65-) O süreçte ağızlarını mühürleriz; yaptıkları hakkında elleri konuşur ve ayakları şahitlik eder bize.
66-) Dileseydik gözlerini silme kör ederdik de yolda (öylece) koşuşurlardı... Fakat nasıl görebilecekler (bu gerçeği)?

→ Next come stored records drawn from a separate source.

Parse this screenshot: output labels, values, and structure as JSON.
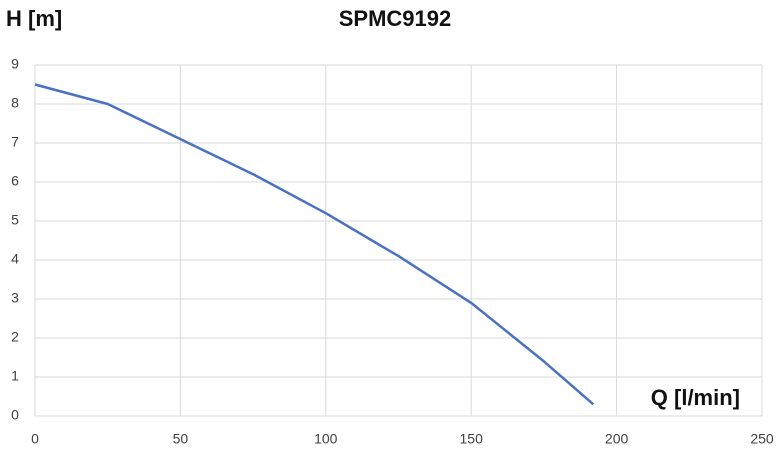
{
  "chart_data": {
    "type": "line",
    "title": "SPMC9192",
    "y_label": "H [m]",
    "x_label": "Q [l/min]",
    "x": [
      0,
      25,
      50,
      75,
      100,
      125,
      150,
      175,
      192
    ],
    "series": [
      {
        "name": "SPMC9192",
        "color": "#4a72c0",
        "values": [
          8.5,
          8.0,
          7.1,
          6.2,
          5.2,
          4.1,
          2.9,
          1.4,
          0.3
        ]
      }
    ],
    "xlim": [
      0,
      250
    ],
    "xticks": [
      0,
      50,
      100,
      150,
      200,
      250
    ],
    "ylim": [
      0,
      9
    ],
    "yticks": [
      0,
      1,
      2,
      3,
      4,
      5,
      6,
      7,
      8,
      9
    ],
    "grid": true
  }
}
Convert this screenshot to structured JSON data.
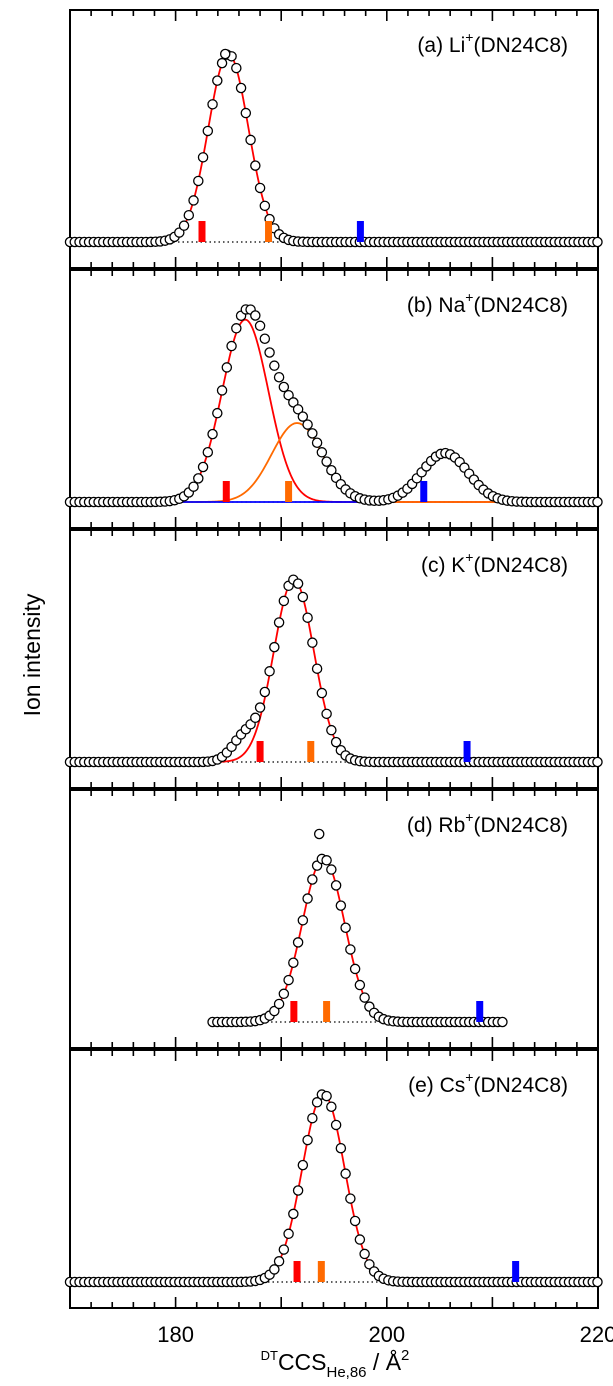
{
  "figure": {
    "ylabel": "Ion intensity",
    "xlabel_parts": {
      "pre": "DT",
      "main": "CCS",
      "sub": "He,86",
      "tail": " / Å",
      "sup": "2"
    },
    "xlim": [
      170,
      220
    ],
    "xticks": [
      "180",
      "200",
      "220"
    ],
    "colors": {
      "fit_main": "#ff0000",
      "fit_second": "#ff6a00",
      "fit_third": "#0000ff",
      "calc_a": "#ff0000",
      "calc_b": "#ff6a00",
      "calc_c": "#0000ff",
      "markers": "#000000",
      "baseline": "#000000"
    }
  },
  "chart_data": [
    {
      "type": "scatter",
      "panel": "a",
      "label": {
        "pre": "(a) Li",
        "sup": "+",
        "post": "(DN24C8)"
      },
      "xlim": [
        170,
        220
      ],
      "ylim": [
        0,
        1.05
      ],
      "x_range": [
        170,
        220
      ],
      "fits": [
        {
          "center": 185.0,
          "height": 1.0,
          "sigma": 1.9,
          "color": "#ff0000"
        }
      ],
      "points_from_fit": true,
      "extra_points": [
        {
          "x": 184.7,
          "y": 1.0
        }
      ],
      "calc_sticks": [
        {
          "x": 182.5,
          "color": "#ff0000"
        },
        {
          "x": 188.8,
          "color": "#ff6a00"
        },
        {
          "x": 197.5,
          "color": "#0000ff"
        }
      ]
    },
    {
      "type": "scatter",
      "panel": "b",
      "label": {
        "pre": "(b) Na",
        "sup": "+",
        "post": "(DN24C8)"
      },
      "xlim": [
        170,
        220
      ],
      "ylim": [
        0,
        1.05
      ],
      "x_range": [
        170,
        220
      ],
      "fits": [
        {
          "center": 186.6,
          "height": 0.97,
          "sigma": 2.2,
          "color": "#ff0000"
        },
        {
          "center": 191.5,
          "height": 0.42,
          "sigma": 2.4,
          "color": "#ff6a00"
        },
        {
          "center": 205.5,
          "height": 0.26,
          "sigma": 2.2,
          "color": "#0000ff"
        }
      ],
      "points_from_fit": true,
      "calc_sticks": [
        {
          "x": 184.8,
          "color": "#ff0000"
        },
        {
          "x": 190.7,
          "color": "#ff6a00"
        },
        {
          "x": 203.5,
          "color": "#0000ff"
        }
      ]
    },
    {
      "type": "scatter",
      "panel": "c",
      "label": {
        "pre": "(c) K",
        "sup": "+",
        "post": "(DN24C8)"
      },
      "xlim": [
        170,
        220
      ],
      "ylim": [
        0,
        1.05
      ],
      "x_range": [
        170,
        220
      ],
      "fits": [
        {
          "center": 191.2,
          "height": 0.97,
          "sigma": 1.9,
          "color": "#ff0000"
        }
      ],
      "points_from_fit": true,
      "shoulder": {
        "center": 186.5,
        "height": 0.12,
        "sigma": 1.2
      },
      "calc_sticks": [
        {
          "x": 188.0,
          "color": "#ff0000"
        },
        {
          "x": 192.8,
          "color": "#ff6a00"
        },
        {
          "x": 207.6,
          "color": "#0000ff"
        }
      ]
    },
    {
      "type": "scatter",
      "panel": "d",
      "label": {
        "pre": "(d) Rb",
        "sup": "+",
        "post": "(DN24C8)"
      },
      "xlim": [
        170,
        220
      ],
      "ylim": [
        0,
        1.05
      ],
      "x_range": [
        183.5,
        211
      ],
      "fits": [
        {
          "center": 194.0,
          "height": 0.87,
          "sigma": 2.0,
          "color": "#ff0000"
        }
      ],
      "points_from_fit": true,
      "extra_points": [
        {
          "x": 193.6,
          "y": 1.0
        }
      ],
      "calc_sticks": [
        {
          "x": 191.2,
          "color": "#ff0000"
        },
        {
          "x": 194.3,
          "color": "#ff6a00"
        },
        {
          "x": 208.8,
          "color": "#0000ff"
        }
      ]
    },
    {
      "type": "scatter",
      "panel": "e",
      "label": {
        "pre": "(e) Cs",
        "sup": "+",
        "post": "(DN24C8)"
      },
      "xlim": [
        170,
        220
      ],
      "ylim": [
        0,
        1.05
      ],
      "x_range": [
        170,
        220
      ],
      "fits": [
        {
          "center": 194.0,
          "height": 1.0,
          "sigma": 2.0,
          "color": "#ff0000"
        }
      ],
      "points_from_fit": true,
      "calc_sticks": [
        {
          "x": 191.5,
          "color": "#ff0000"
        },
        {
          "x": 193.8,
          "color": "#ff6a00"
        },
        {
          "x": 212.2,
          "color": "#0000ff"
        }
      ]
    }
  ]
}
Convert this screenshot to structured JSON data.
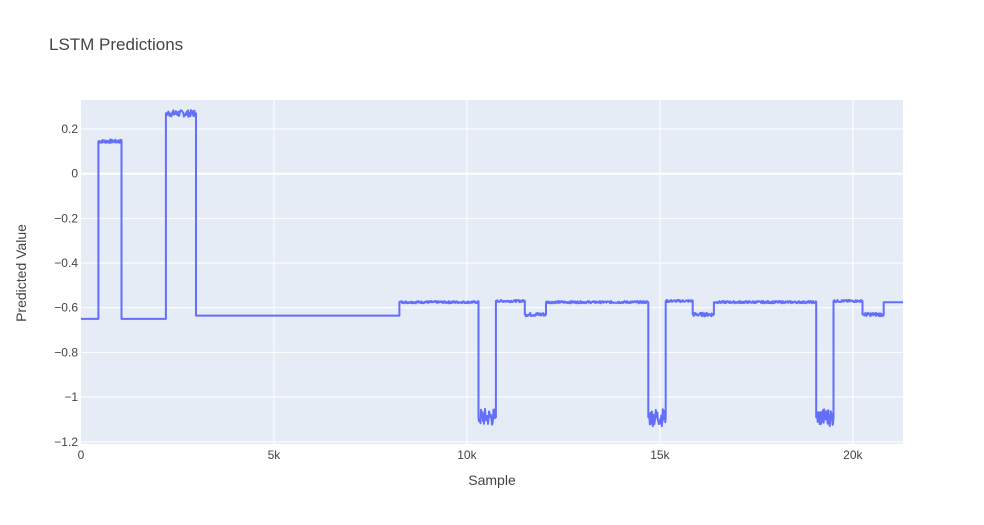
{
  "chart_data": {
    "type": "line",
    "title": "LSTM Predictions",
    "xlabel": "Sample",
    "ylabel": "Predicted Value",
    "xlim": [
      0,
      21300
    ],
    "ylim": [
      -1.21,
      0.33
    ],
    "grid": true,
    "x_ticks": [
      {
        "value": 0,
        "label": "0"
      },
      {
        "value": 5000,
        "label": "5k"
      },
      {
        "value": 10000,
        "label": "10k"
      },
      {
        "value": 15000,
        "label": "15k"
      },
      {
        "value": 20000,
        "label": "20k"
      }
    ],
    "y_ticks": [
      {
        "value": 0.2,
        "label": "0.2"
      },
      {
        "value": 0,
        "label": "0"
      },
      {
        "value": -0.2,
        "label": "−0.2"
      },
      {
        "value": -0.4,
        "label": "−0.4"
      },
      {
        "value": -0.6,
        "label": "−0.6"
      },
      {
        "value": -0.8,
        "label": "−0.8"
      },
      {
        "value": -1,
        "label": "−1"
      },
      {
        "value": -1.2,
        "label": "−1.2"
      }
    ],
    "series": [
      {
        "color": "#636efa",
        "segments": [
          {
            "x0": 0,
            "x1": 450,
            "y": -0.65
          },
          {
            "x0": 450,
            "x1": 1050,
            "y": 0.145,
            "noise": 0.008
          },
          {
            "x0": 1050,
            "x1": 2200,
            "y": -0.65
          },
          {
            "x0": 2200,
            "x1": 2980,
            "y": 0.27,
            "noise": 0.015
          },
          {
            "x0": 2980,
            "x1": 8250,
            "y": -0.635
          },
          {
            "x0": 8250,
            "x1": 10300,
            "y": -0.575,
            "noise": 0.005
          },
          {
            "x0": 10300,
            "x1": 10750,
            "y": -1.09,
            "noise": 0.04
          },
          {
            "x0": 10750,
            "x1": 11500,
            "y": -0.57,
            "noise": 0.005
          },
          {
            "x0": 11500,
            "x1": 12050,
            "y": -0.63,
            "noise": 0.008
          },
          {
            "x0": 12050,
            "x1": 14700,
            "y": -0.575,
            "noise": 0.005
          },
          {
            "x0": 14700,
            "x1": 15150,
            "y": -1.09,
            "noise": 0.04
          },
          {
            "x0": 15150,
            "x1": 15850,
            "y": -0.57,
            "noise": 0.005
          },
          {
            "x0": 15850,
            "x1": 16400,
            "y": -0.63,
            "noise": 0.008
          },
          {
            "x0": 16400,
            "x1": 19050,
            "y": -0.575,
            "noise": 0.005
          },
          {
            "x0": 19050,
            "x1": 19500,
            "y": -1.09,
            "noise": 0.04
          },
          {
            "x0": 19500,
            "x1": 20250,
            "y": -0.57,
            "noise": 0.005
          },
          {
            "x0": 20250,
            "x1": 20800,
            "y": -0.63,
            "noise": 0.008
          },
          {
            "x0": 20800,
            "x1": 21300,
            "y": -0.575
          }
        ]
      }
    ]
  }
}
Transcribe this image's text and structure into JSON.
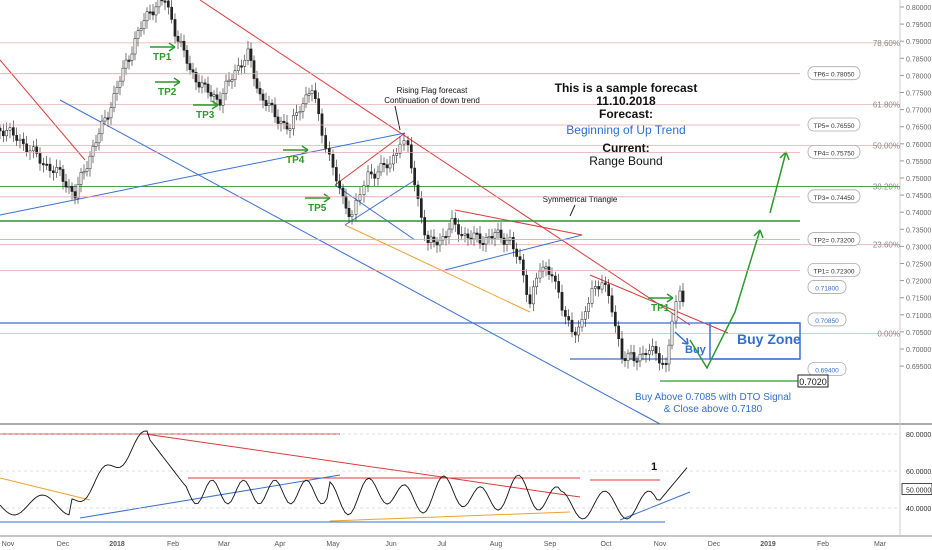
{
  "chart_data": [
    {
      "type": "candlestick",
      "title": "This is a sample forecast",
      "date_text": "11.10.2018",
      "forecast_label": "Forecast:",
      "forecast_value": "Beginning of Up Trend",
      "current_label": "Current:",
      "current_value": "Range Bound",
      "x_tick_labels": [
        "Nov",
        "Dec",
        "2018",
        "Feb",
        "Mar",
        "Apr",
        "May",
        "Jun",
        "Jul",
        "Aug",
        "Sep",
        "Oct",
        "Nov",
        "Dec",
        "2019",
        "Feb",
        "Mar"
      ],
      "y_tick_labels": [
        "0.80000",
        "0.79500",
        "0.79000",
        "0.78500",
        "0.78000",
        "0.77500",
        "0.77000",
        "0.76500",
        "0.76000",
        "0.75500",
        "0.75000",
        "0.74500",
        "0.74000",
        "0.73500",
        "0.73000",
        "0.72500",
        "0.72000",
        "0.71500",
        "0.71000",
        "0.70500",
        "0.70000",
        "0.69500"
      ],
      "ylim": [
        0.692,
        0.803
      ],
      "fib_levels": [
        {
          "label": "78.60%",
          "value": 0.7895
        },
        {
          "label": "61.80%",
          "value": 0.7715
        },
        {
          "label": "50.00%",
          "value": 0.7595
        },
        {
          "label": "38.20%",
          "value": 0.7475
        },
        {
          "label": "23.60%",
          "value": 0.7305
        },
        {
          "label": "0.00%",
          "value": 0.7045
        }
      ],
      "targets": [
        {
          "label": "TP6= 0.78050",
          "value": 0.7805
        },
        {
          "label": "TP5= 0.76550",
          "value": 0.7655
        },
        {
          "label": "TP4= 0.75750",
          "value": 0.7575
        },
        {
          "label": "TP3= 0.74450",
          "value": 0.7445
        },
        {
          "label": "TP2= 0.73200",
          "value": 0.732
        },
        {
          "label": "TP1= 0.72300",
          "value": 0.723
        }
      ],
      "price_boxes": [
        {
          "label": "0.71800",
          "value": 0.718
        },
        {
          "label": "0.70850",
          "value": 0.7085
        },
        {
          "label": "0.69400",
          "value": 0.694
        }
      ],
      "stop_label": "0.7020",
      "stop_value": 0.702,
      "tp_markers": [
        "TP1",
        "TP2",
        "TP3",
        "TP4",
        "TP5",
        "TP1"
      ],
      "annotations": {
        "rising_flag_1": "Rising Flag forecast",
        "rising_flag_2": "Continuation of down trend",
        "sym_triangle": "Symmetrical Triangle",
        "buy_zone": "Buy Zone",
        "buy": "Buy",
        "buy_rule_1": "Buy Above 0.7085 with DTO Signal",
        "buy_rule_2": "& Close above 0.7180"
      },
      "colors": {
        "up_trend": "#2a9a2a",
        "resistance": "#d93b3b",
        "support": "#3a6fd0",
        "fib": "#aaaaaa",
        "orange": "#f0a030",
        "text_blue": "#2f6fcf"
      }
    },
    {
      "type": "line",
      "indicator": "oscillator",
      "y_tick_labels": [
        "80.0000",
        "60.0000",
        "50.0000",
        "40.0000"
      ],
      "ylim": [
        30,
        85
      ],
      "levels": [
        80,
        60,
        50,
        40
      ],
      "current_value": 50,
      "annotation": "1"
    }
  ]
}
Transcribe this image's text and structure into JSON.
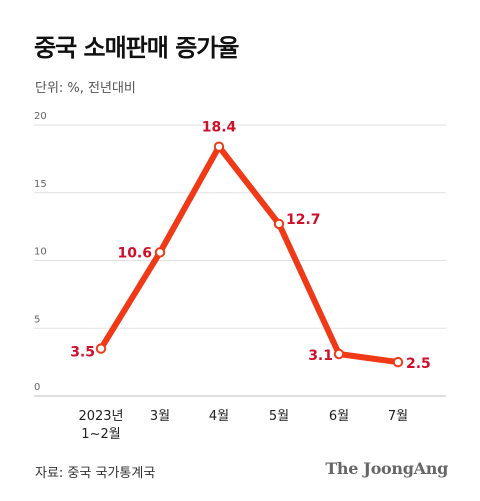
{
  "title": "중국 소매판매 증가율",
  "unit_label": "단위: %, 전년대비",
  "source": "자료: 중국 국가통계국",
  "brand": "The JoongAng",
  "colors": {
    "line": "#f03a17",
    "label": "#d0102b",
    "grid": "#e2e2e2"
  },
  "chart_data": {
    "type": "line",
    "categories": [
      "2023년\n1~2월",
      "3월",
      "4월",
      "5월",
      "6월",
      "7월"
    ],
    "series": [
      {
        "values": [
          3.5,
          10.6,
          18.4,
          12.7,
          3.1,
          2.5
        ]
      }
    ],
    "data_labels": [
      "3.5",
      "10.6",
      "18.4",
      "12.7",
      "3.1",
      "2.5"
    ],
    "y_ticks": [
      0,
      5,
      10,
      15,
      20
    ],
    "ylim": [
      0,
      20
    ],
    "grid": true
  }
}
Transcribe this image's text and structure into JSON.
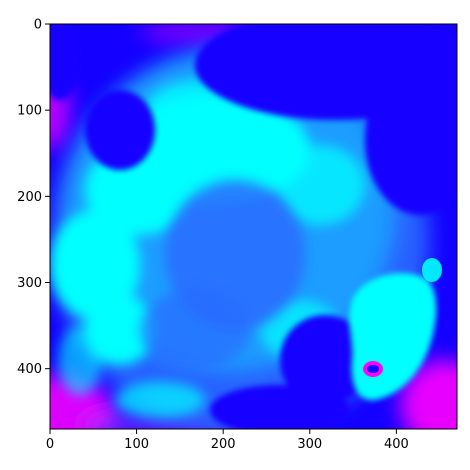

67-) Dileseydik mekânları üzere onları mesh ederdik (bulundukları anlayış üzere onları sâbitlerdik) de artık ne ileri gitmeye güçleri yeterdi ve ne de eski hâllerine dönebilirlerdi.
68-) Kimi uzun ömürlü yaparsak onu yaratılışı itibarıyla zayıflatırız. Hâlâ akıllarını kullanmazlar mı?
69-) O’na şiir öğretmedik! O’na yakışmaz da! O ancak bir hatırlatma ve apaçık bir Kurân’dır!
70-) Tâ ki diri olanı uyarsın ve hakikat bilgisini inkâr edenler üzerine de o hüküm gerçekleşsin.
71-) Görmezler mi ki, eserlerimiz arasında onlar için kurban edilebilir hayvanlar yarattık... Onlara mâliktirler.
72-) Onları (en’amı) bunlara boyun eğdirdik... Hem binekleri onlardandır ve hem de onlardan kimini yerler.
73-) Onlarda kendileri için menfaatler ve içecekler vardır... Hâlâ şükretmezler mi?
74-) Belki kendilerine yardım olunur ümidiyle Allâh dûnunda tanrılar edindiler!
75-) (Tanrılar) onlara yardım edemezler! (Aksine) onlar, tanrılara (hizmete) hazır duran ordudurlar!
76-) O hâlde onların lafı seni mahzun etmesin... Muhakkak ki biz onların gizlediklerini de açıkladıklarını da biliriz.
77-) İnsan görmedi mi ki biz onu bir spermden yarattık... Bu gerçeğe rağmen şimdi o apaçık bir hasımdır!
78-) Kendi yaratılışını unuttu da bize bir misal getirdi: “Çürümüş hâldeki şu kemiklere kim diriltip hayat verecek?” dedi.
79-) De ki: “Onları daha önce inşa eden diriltip hayat verecektir! ‘HÛ’ Esmâ’sıyla her yaratışı Aliym’dir.”
80-) O ki, sizin için yeşil ağaçtan bir ateş oluşturdu... İşte bak ondan yakıyorsunuz!
81-) Semâları ve arzı yaratan, onların benzerini Esmâ’sıyla yaratmaya Kaadir değil midir? Evet! “HÛ”; Hâllak’tır, Aliym’dir.
82-) Bir şeyi irade ettiğinde, O’nun hükmü, ona “Kün = Ol!”dan (olmasını istemesinden) ibarettir!.. (O şey kolaylıkla) olur.
83-) Her şeyin melekûtu (Esmâ kuvveleri) elinde olan (tedbirâtın bu mertebede oluştuğuna işaret) Subhan’dır... O’na rücu ettirileceksiniz.